Ceinws in north Wales is the kind of tiny, bucolic town where nothing unusual is supposed to happen. And possibly it didn’t before Mark Anderson moved in. A sound-artist, instrument-maker and pyrotechnic with the performance group Blissbody, he has a workshop opposite the village pub that appears perfectly innocent from the outside, but inside could pass for a laboratory from a Frankenstein movie. Glass tubes and dangerous-looking electrical contraptions clutter the floor. Wires coil across a table. A standing lamp looms in the corner. “Watch this,” says Anderson, as excited as a five-year-old setting fire to a box of tissues.
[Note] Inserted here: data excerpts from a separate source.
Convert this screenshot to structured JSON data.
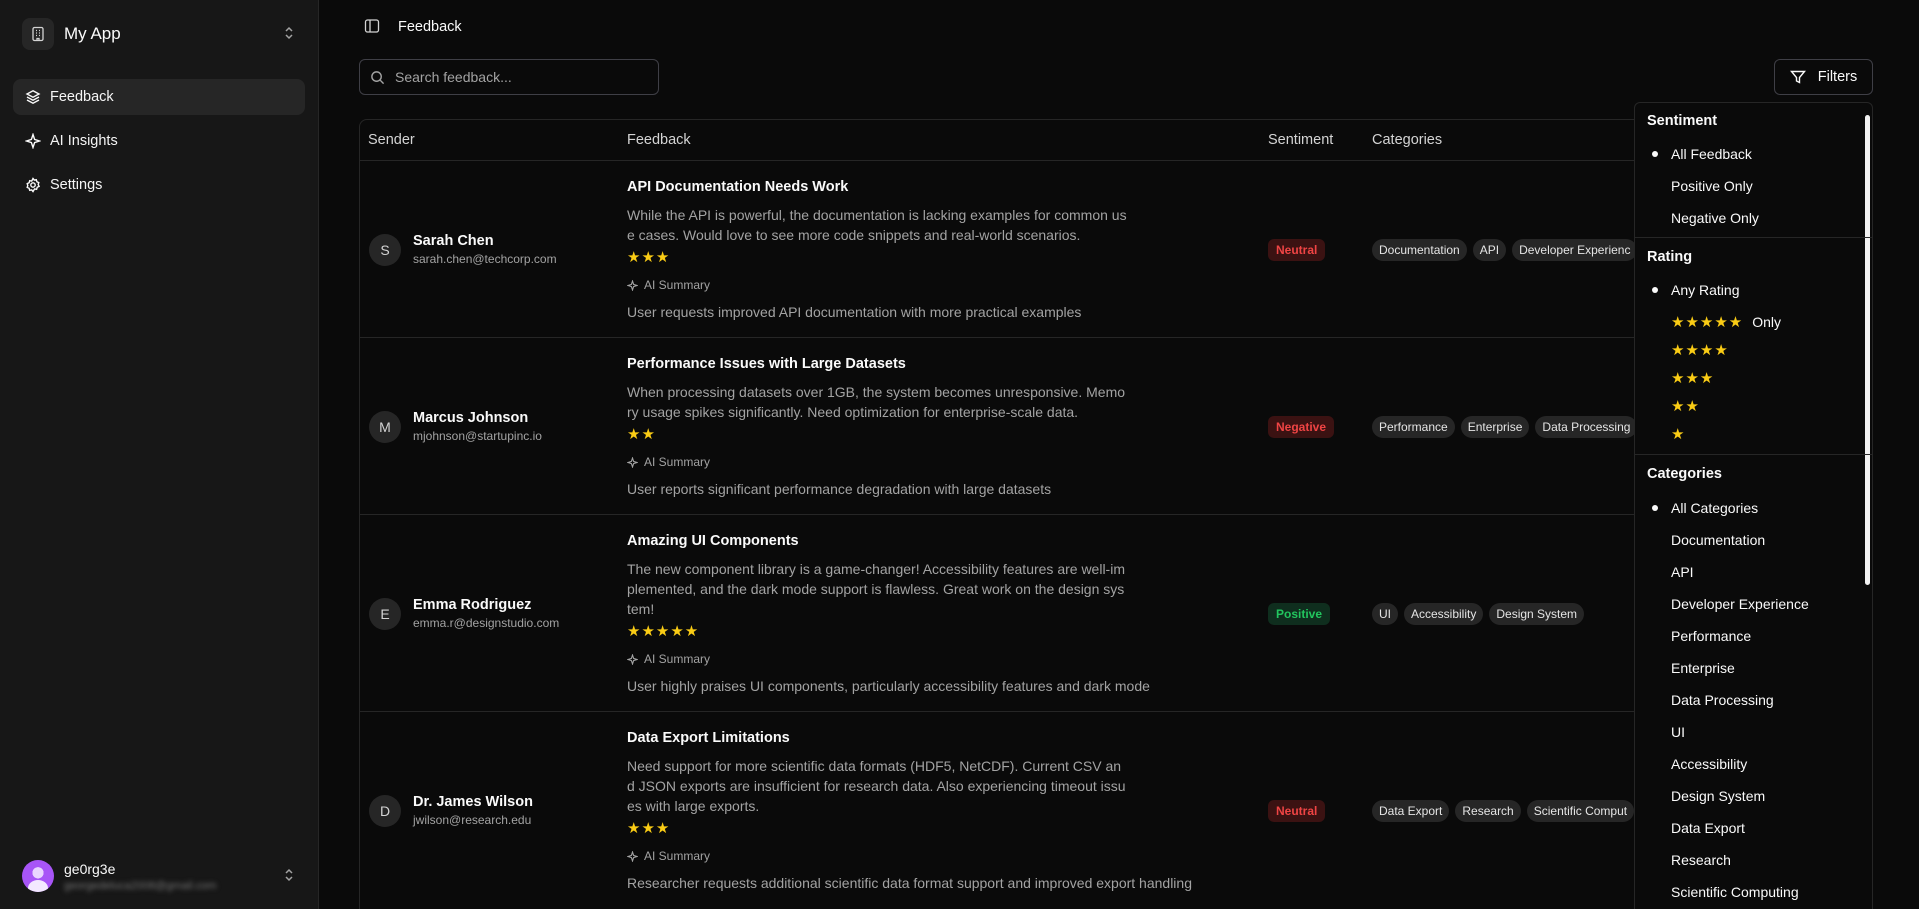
{
  "app": {
    "name": "My App"
  },
  "sidebar": {
    "items": [
      {
        "label": "Feedback",
        "icon": "layers-icon"
      },
      {
        "label": "AI Insights",
        "icon": "sparkles-icon"
      },
      {
        "label": "Settings",
        "icon": "gear-icon"
      }
    ]
  },
  "user": {
    "name": "ge0rg3e",
    "email": "georgedeluca2008@gmail.com"
  },
  "header": {
    "breadcrumb": "Feedback"
  },
  "search": {
    "placeholder": "Search feedback..."
  },
  "filters": {
    "label": "Filters"
  },
  "table": {
    "columns": [
      "Sender",
      "Feedback",
      "Sentiment",
      "Categories"
    ],
    "ai_summary_label": "AI Summary",
    "rows": [
      {
        "initial": "S",
        "name": "Sarah Chen",
        "email": "sarah.chen@techcorp.com",
        "title": "API Documentation Needs Work",
        "text": "While the API is powerful, the documentation is lacking examples for common use cases. Would love to see more code snippets and real-world scenarios.",
        "rating": 3,
        "summary": "User requests improved API documentation with more practical examples",
        "sentiment": "Neutral",
        "categories": [
          "Documentation",
          "API",
          "Developer Experienc"
        ]
      },
      {
        "initial": "M",
        "name": "Marcus Johnson",
        "email": "mjohnson@startupinc.io",
        "title": "Performance Issues with Large Datasets",
        "text": "When processing datasets over 1GB, the system becomes unresponsive. Memory usage spikes significantly. Need optimization for enterprise-scale data.",
        "rating": 2,
        "summary": "User reports significant performance degradation with large datasets",
        "sentiment": "Negative",
        "categories": [
          "Performance",
          "Enterprise",
          "Data Processing"
        ]
      },
      {
        "initial": "E",
        "name": "Emma Rodriguez",
        "email": "emma.r@designstudio.com",
        "title": "Amazing UI Components",
        "text": "The new component library is a game-changer! Accessibility features are well-implemented, and the dark mode support is flawless. Great work on the design system!",
        "rating": 5,
        "summary": "User highly praises UI components, particularly accessibility features and dark mode",
        "sentiment": "Positive",
        "categories": [
          "UI",
          "Accessibility",
          "Design System"
        ]
      },
      {
        "initial": "D",
        "name": "Dr. James Wilson",
        "email": "jwilson@research.edu",
        "title": "Data Export Limitations",
        "text": "Need support for more scientific data formats (HDF5, NetCDF). Current CSV and JSON exports are insufficient for research data. Also experiencing timeout issues with large exports.",
        "rating": 3,
        "summary": "Researcher requests additional scientific data format support and improved export handling",
        "sentiment": "Neutral",
        "categories": [
          "Data Export",
          "Research",
          "Scientific Comput"
        ]
      }
    ]
  },
  "dropdown": {
    "sentiment_label": "Sentiment",
    "sentiment_options": [
      "All Feedback",
      "Positive Only",
      "Negative Only"
    ],
    "sentiment_selected": "All Feedback",
    "rating_label": "Rating",
    "rating_any": "Any Rating",
    "rating_only_suffix": "Only",
    "rating_levels": [
      5,
      4,
      3,
      2,
      1
    ],
    "categories_label": "Categories",
    "category_options": [
      "All Categories",
      "Documentation",
      "API",
      "Developer Experience",
      "Performance",
      "Enterprise",
      "Data Processing",
      "UI",
      "Accessibility",
      "Design System",
      "Data Export",
      "Research",
      "Scientific Computing"
    ],
    "category_selected": "All Categories"
  },
  "colors": {
    "star": "#facc15",
    "negative": "#ef4444",
    "positive": "#22c55e",
    "background": "#0a0a0a",
    "sidebar": "#171717"
  }
}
He points a mysterious black cone at the lamp and turns a dimmer switch to activate the bulb. Slowly, the lamp illuminates, and a sound fills the room: a low buzz at first, but growing painfully high-pitched as the light reaches full brightness. This really is white noise.

Remarkably, what Anderson is demonstrating isn’t an instrument of torture but a “photo-synth”, a device that converts light into sound. It’s a key element of the Photophonic Experiment, a bizarre, potentially fascinating collaboration between Anderson and like-minded musicians Pram and Kirsten Reynolds that tours the UK from next week. And if the people of Ceinws think Anderson is odd, they should hear what his associates get up to.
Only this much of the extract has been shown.